En cuanto a la causa fundamental de la pobreza, no es la injusticia, como señaló Francisco en su alocución. La justicia es otra cosa. Consiste en dar a cada cual lo que merece, garantizar que sus derechos sean respetados y obligar a todos a cumplir sus obligaciones en el marco de la ley. El problema de que una sexta parte de la humanidad no tenga acceso a alimentos, agua potable, medicamentos y cobijo a un nivel mínimo deriva de un fenómeno que el Vicario de Cristo no mencionó siquiera en su planteamiento. La riqueza se crea en cantidad suficiente y alcanza al conjunto de la sociedad cuando existe un sistema de instituciones y un orden jurídico que asegura el imperio de la ley, la libertad de empresa, la propiedad privada, la separación de poderes, la honradez de los gobernantes, la democracia representativa y la innovación tecnológica.

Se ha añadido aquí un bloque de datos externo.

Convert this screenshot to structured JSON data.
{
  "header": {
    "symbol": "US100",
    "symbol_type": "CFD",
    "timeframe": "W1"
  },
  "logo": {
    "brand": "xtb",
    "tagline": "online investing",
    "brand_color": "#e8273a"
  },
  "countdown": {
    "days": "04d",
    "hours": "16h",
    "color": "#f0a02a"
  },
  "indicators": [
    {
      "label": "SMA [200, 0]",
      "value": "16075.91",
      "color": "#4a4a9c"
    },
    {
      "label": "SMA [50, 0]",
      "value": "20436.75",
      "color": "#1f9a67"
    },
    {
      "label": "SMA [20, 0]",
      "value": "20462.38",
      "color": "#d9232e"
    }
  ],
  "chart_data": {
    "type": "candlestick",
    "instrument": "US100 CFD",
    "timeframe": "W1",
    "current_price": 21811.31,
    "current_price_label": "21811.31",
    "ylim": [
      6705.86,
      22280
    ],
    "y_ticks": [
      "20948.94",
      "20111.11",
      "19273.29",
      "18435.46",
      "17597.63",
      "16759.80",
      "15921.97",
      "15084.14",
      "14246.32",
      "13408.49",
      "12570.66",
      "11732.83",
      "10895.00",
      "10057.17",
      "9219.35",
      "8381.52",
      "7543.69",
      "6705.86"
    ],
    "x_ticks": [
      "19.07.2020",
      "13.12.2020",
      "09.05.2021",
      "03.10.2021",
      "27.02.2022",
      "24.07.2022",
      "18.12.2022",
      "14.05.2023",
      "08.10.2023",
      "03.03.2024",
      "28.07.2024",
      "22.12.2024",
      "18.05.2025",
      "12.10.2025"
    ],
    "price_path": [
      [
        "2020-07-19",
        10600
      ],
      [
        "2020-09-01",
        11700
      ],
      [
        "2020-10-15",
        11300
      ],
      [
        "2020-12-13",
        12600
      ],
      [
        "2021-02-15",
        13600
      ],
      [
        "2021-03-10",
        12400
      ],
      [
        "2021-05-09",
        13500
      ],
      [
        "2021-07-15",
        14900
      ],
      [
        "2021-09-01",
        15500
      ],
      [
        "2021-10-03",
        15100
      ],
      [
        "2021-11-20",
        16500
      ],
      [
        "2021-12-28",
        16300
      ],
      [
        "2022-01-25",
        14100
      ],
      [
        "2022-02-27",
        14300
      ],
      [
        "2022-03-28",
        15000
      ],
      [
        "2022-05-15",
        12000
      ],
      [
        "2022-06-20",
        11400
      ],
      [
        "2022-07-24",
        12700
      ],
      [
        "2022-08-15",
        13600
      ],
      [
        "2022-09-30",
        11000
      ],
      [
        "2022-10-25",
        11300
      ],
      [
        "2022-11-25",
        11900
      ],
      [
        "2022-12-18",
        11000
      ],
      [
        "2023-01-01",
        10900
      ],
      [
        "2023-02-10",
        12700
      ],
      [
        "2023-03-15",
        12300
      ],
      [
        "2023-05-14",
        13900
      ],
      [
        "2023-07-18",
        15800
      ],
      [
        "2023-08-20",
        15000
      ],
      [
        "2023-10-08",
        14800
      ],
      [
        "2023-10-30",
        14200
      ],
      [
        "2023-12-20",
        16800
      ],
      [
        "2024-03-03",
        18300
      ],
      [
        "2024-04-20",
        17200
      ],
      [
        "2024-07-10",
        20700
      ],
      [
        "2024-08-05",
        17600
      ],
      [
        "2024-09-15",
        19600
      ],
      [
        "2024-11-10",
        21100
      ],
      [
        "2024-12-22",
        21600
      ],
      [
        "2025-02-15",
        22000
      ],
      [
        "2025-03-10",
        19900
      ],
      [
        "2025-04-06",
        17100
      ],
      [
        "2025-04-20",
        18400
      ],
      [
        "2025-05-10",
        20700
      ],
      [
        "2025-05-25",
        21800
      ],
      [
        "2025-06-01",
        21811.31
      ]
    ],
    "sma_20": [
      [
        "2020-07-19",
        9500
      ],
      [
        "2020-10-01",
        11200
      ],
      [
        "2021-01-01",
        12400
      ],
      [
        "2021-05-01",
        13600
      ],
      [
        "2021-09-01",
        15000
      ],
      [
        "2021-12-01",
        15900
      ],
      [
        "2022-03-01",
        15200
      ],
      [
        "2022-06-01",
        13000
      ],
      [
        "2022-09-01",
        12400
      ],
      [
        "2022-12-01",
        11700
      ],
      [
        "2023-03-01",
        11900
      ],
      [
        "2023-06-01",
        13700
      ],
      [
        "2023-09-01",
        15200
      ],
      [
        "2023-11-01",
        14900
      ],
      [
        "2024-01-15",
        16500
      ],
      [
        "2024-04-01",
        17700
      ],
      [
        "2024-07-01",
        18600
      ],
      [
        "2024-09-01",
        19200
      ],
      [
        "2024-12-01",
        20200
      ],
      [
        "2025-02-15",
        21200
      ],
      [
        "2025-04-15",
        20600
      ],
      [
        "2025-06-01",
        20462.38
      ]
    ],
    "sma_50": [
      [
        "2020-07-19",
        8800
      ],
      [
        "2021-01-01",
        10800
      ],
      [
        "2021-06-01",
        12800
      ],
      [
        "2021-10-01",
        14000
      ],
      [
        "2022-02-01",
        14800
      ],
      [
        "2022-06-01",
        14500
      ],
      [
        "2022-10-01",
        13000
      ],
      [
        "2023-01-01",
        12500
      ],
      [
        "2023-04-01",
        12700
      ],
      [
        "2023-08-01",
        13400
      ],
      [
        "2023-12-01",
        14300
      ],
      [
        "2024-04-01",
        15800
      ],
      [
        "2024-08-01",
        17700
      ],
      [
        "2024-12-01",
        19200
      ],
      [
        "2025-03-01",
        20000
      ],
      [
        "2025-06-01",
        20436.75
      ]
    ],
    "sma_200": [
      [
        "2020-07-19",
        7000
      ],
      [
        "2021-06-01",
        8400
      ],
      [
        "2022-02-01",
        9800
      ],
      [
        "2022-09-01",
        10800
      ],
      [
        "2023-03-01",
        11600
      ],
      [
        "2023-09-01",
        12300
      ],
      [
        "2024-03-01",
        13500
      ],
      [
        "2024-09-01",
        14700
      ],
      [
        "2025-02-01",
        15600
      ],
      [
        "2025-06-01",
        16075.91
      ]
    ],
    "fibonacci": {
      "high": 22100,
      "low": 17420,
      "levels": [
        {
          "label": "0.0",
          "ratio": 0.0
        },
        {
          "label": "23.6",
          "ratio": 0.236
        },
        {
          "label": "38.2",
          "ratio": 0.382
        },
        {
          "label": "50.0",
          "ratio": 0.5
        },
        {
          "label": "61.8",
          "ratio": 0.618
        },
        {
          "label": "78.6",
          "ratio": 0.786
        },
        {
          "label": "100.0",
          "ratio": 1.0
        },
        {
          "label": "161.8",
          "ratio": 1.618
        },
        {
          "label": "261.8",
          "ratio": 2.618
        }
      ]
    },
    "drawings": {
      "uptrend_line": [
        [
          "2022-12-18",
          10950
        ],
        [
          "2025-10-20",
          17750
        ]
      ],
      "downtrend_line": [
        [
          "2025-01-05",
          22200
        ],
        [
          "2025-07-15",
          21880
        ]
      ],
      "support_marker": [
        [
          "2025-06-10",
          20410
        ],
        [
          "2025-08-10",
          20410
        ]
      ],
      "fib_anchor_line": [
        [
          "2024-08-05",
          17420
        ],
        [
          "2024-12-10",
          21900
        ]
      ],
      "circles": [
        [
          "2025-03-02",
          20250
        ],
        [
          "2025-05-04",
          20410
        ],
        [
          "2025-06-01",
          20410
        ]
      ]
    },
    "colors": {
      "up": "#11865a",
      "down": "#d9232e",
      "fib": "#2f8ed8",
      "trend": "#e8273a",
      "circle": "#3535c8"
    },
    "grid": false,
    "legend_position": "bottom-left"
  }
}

En cambio, en los regímenes políticos iliberales los ciudadanos quedan condenados a la miseria, a la explotación, al atropello de su dignidad y a la vulneración de sus libertades. Francisco ha de sentar con claridad la idea de que la pobreza se erradica si el entramado institucional, político y jurídico de un pueblo se asemeja al de Dinamarca, Nueva Zelanda, Noruega, Holanda, Suiza o Canadá y no al de Cuba, Irán, Venezuela, Corea del Norte o la República Centroafricana. La denuncia de que unos pocos acaparan lo que “en justicia pertenece a todos” abre una vía conceptual muy peligrosa en la que pueden aparecer colectivismos totalitarios que no sólo no acaban con la pobreza, sino que la generalizan, además de llenar las cárceles de inocentes cuyo único delito es oponerse a la dictadura del partido único.
El grito de los pobres es, en efecto, muy audible, pero no es apagado por “el estruendo de los ricos” como apuntó Francisco en llamativa metáfora, sino por tiranos corruptos y por ideologías inhumanas que con el pretexto de traer la justicia la liquidan y con ella la libertad.